As far as taxes go, rent is SPEND $1.00 to get ZERO from the government (I will take $.30 over ZERO any day). Appreciation on primary residences is slower, but there is a $500,000 exemption on capital gains. So there is a tax benefit.

Again, the bottom line is that EVERYONE must pay to have some form of shelter, so the shelter should have an overall cost that is as low as possible that still meets your needs (not your wants).

True - Posted by Chris (FL)

Posted by Chris (FL) on January 18, 2000 at 10:23:48:

That was R.K.'s point. Don’t go out and buy a home that’s 3000 square feet to big for your needs because … well … “it’s an investment”.

Warren Buffet still lives in the house he bought 35 years ago , I do believe.

Re: A Property that has negative cash flow is a liability. - Posted by Rob FL

Posted by Rob FL on January 18, 2000 at 08:46:46:

R.K. seems to think that all assets must produce income. I disagree. There is an accounting term of “income producing assets.” If that was the case then every business in America would probably have 5% assets and 95% liabilites on their balance sheet. I guess all these educational courses, books, audio cassettes, etc. are all liabilities because I spent money and they don’t produce any income in and of themselves.

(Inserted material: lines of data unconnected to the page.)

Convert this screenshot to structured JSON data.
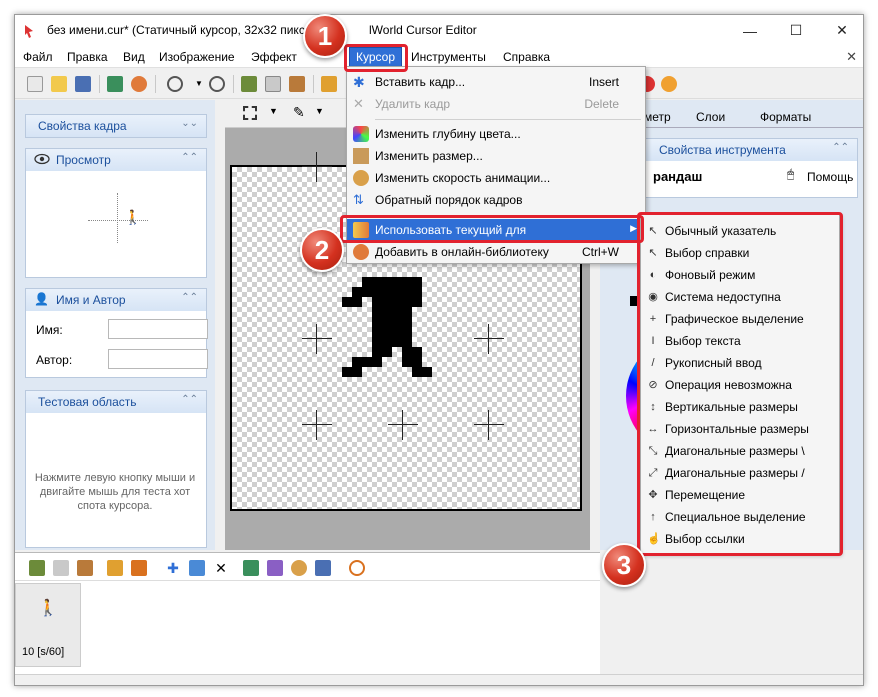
{
  "window": {
    "title": "без имени.cur* (Статичный курсор, 32x32 пиксе",
    "title_suffix": "lWorld Cursor Editor",
    "minimize": "—",
    "maximize": "☐",
    "close": "✕"
  },
  "menubar": {
    "items": [
      "Файл",
      "Правка",
      "Вид",
      "Изображение",
      "Эффект",
      "Курсор",
      "Инструменты",
      "Справка"
    ]
  },
  "left_panels": {
    "frame_props": "Свойства кадра",
    "preview": "Просмотр",
    "name_author": "Имя и Автор",
    "name_label": "Имя:",
    "author_label": "Автор:",
    "test_area": "Тестовая область",
    "test_hint": "Нажмите левую кнопку мыши и двигайте мышь для теста хот спота курсора."
  },
  "right_panels": {
    "tabs": [
      "метр",
      "Слои",
      "Форматы"
    ],
    "tool_props": "Свойства инструмента",
    "tool_name": "рандаш",
    "help": "Помощь"
  },
  "cursor_menu": {
    "items": [
      {
        "label": "Вставить кадр...",
        "shortcut": "Insert",
        "disabled": false
      },
      {
        "label": "Удалить кадр",
        "shortcut": "Delete",
        "disabled": true
      },
      {
        "label": "Изменить глубину цвета...",
        "shortcut": "",
        "disabled": false
      },
      {
        "label": "Изменить размер...",
        "shortcut": "",
        "disabled": false
      },
      {
        "label": "Изменить скорость анимации...",
        "shortcut": "",
        "disabled": false
      },
      {
        "label": "Обратный порядок кадров",
        "shortcut": "",
        "disabled": false
      },
      {
        "label": "Использовать текущий для",
        "shortcut": "",
        "disabled": false
      },
      {
        "label": "Добавить в онлайн-библиотеку",
        "shortcut": "Ctrl+W",
        "disabled": false
      }
    ]
  },
  "submenu": {
    "items": [
      "Обычный указатель",
      "Выбор справки",
      "Фоновый режим",
      "Система недоступна",
      "Графическое выделение",
      "Выбор текста",
      "Рукописный ввод",
      "Операция невозможна",
      "Вертикальные размеры",
      "Горизонтальные размеры",
      "Диагональные размеры \\",
      "Диагональные размеры /",
      "Перемещение",
      "Специальное выделение",
      "Выбор ссылки"
    ]
  },
  "frames": {
    "frame_label": "10 [s/60]"
  },
  "badges": [
    "1",
    "2",
    "3"
  ],
  "colors": {
    "accent": "#2f6fd6",
    "highlight_red": "#e2222e",
    "badge_red": "#d4311f"
  }
}
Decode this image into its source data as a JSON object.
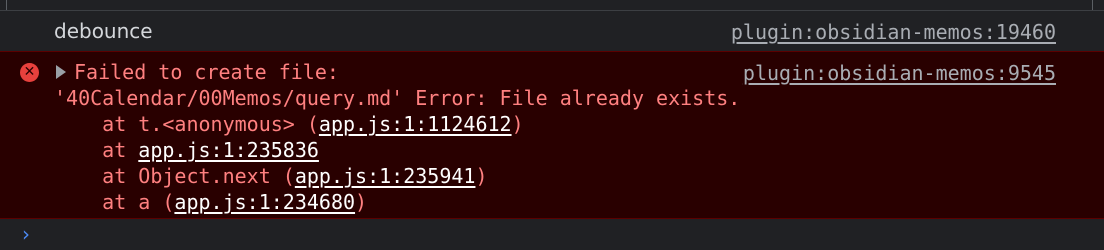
{
  "log_entry": {
    "message": "debounce",
    "source": "plugin:obsidian-memos:19460"
  },
  "error_entry": {
    "source": "plugin:obsidian-memos:9545",
    "message_line1": "Failed to create file:",
    "message_line2": "'40Calendar/00Memos/query.md' Error: File already exists.",
    "stack": [
      {
        "prefix": "    at t.<anonymous> (",
        "link": "app.js:1:1124612",
        "suffix": ")"
      },
      {
        "prefix": "    at ",
        "link": "app.js:1:235836",
        "suffix": ""
      },
      {
        "prefix": "    at Object.next (",
        "link": "app.js:1:235941",
        "suffix": ")"
      },
      {
        "prefix": "    at a (",
        "link": "app.js:1:234680",
        "suffix": ")"
      }
    ]
  },
  "icons": {
    "error": "error-circle-x",
    "expand": "triangle-right",
    "prompt": "chevron-right"
  },
  "colors": {
    "background": "#202124",
    "error_background": "#290000",
    "error_text": "#ff8080",
    "error_icon": "#e8413d",
    "prompt": "#4c8bf5"
  }
}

I won’t debate this subject any further except to say that everyone except homeless people in America must have some type of permanent shelter. That being a fact, which sends more money to your bottom line? Owning a home for 50 years or renting a home for 50 years? Think real hard about it.

Re: John T. Reed’s review of Rich Dad, Poor Dad! - Posted by David Alexander

Posted by David Alexander on January 17, 2000 at 21:53:00:

This is going to be saved for one of those late night discussions in Atlanta, after you had a few drinks, Phil has bought you a few, and after I buy you a few more, and then, “Only Then” maybe I’ll have a chance in “H*ll” of winning a debate with you. But I will be ready nonetheless.

David Alexander

READ - READ -READ - Posted by Glenn OH

Posted by Glenn OH on January 19, 2000 at 09:32:51:

I agree “I will take $.30 over ZERO any day”. Unfortunately it is really -$.30 vs. ZERO. You have to earn $1.39 to spend that $1 on rent (tax @ 28% - $1.39x.72=$1.00). You only have to earn $1.00 to pay $1.00 on a mortgage. The tax deduction isn’t a government giveaway program, it is a ‘taxpayer gets to keep what they earn’ program. I think 90% of taxpayers see deductions as cash into their pockets rather than the reality of ‘no cash out’, and then justify their spendthrift attitudes as “its deductible”. Especially with the prevalence of home equity lines of credit, all the little ‘wants’ we have can now be made deductible! Just what the mortgage companies want us to think! I think the other 10% have an advantage by understanding the way the deductions really work. I hope all of us that read CREOnline will learn this understanding.
Sorry if this sounds to much like I’m lecturing - I used to be a teacher.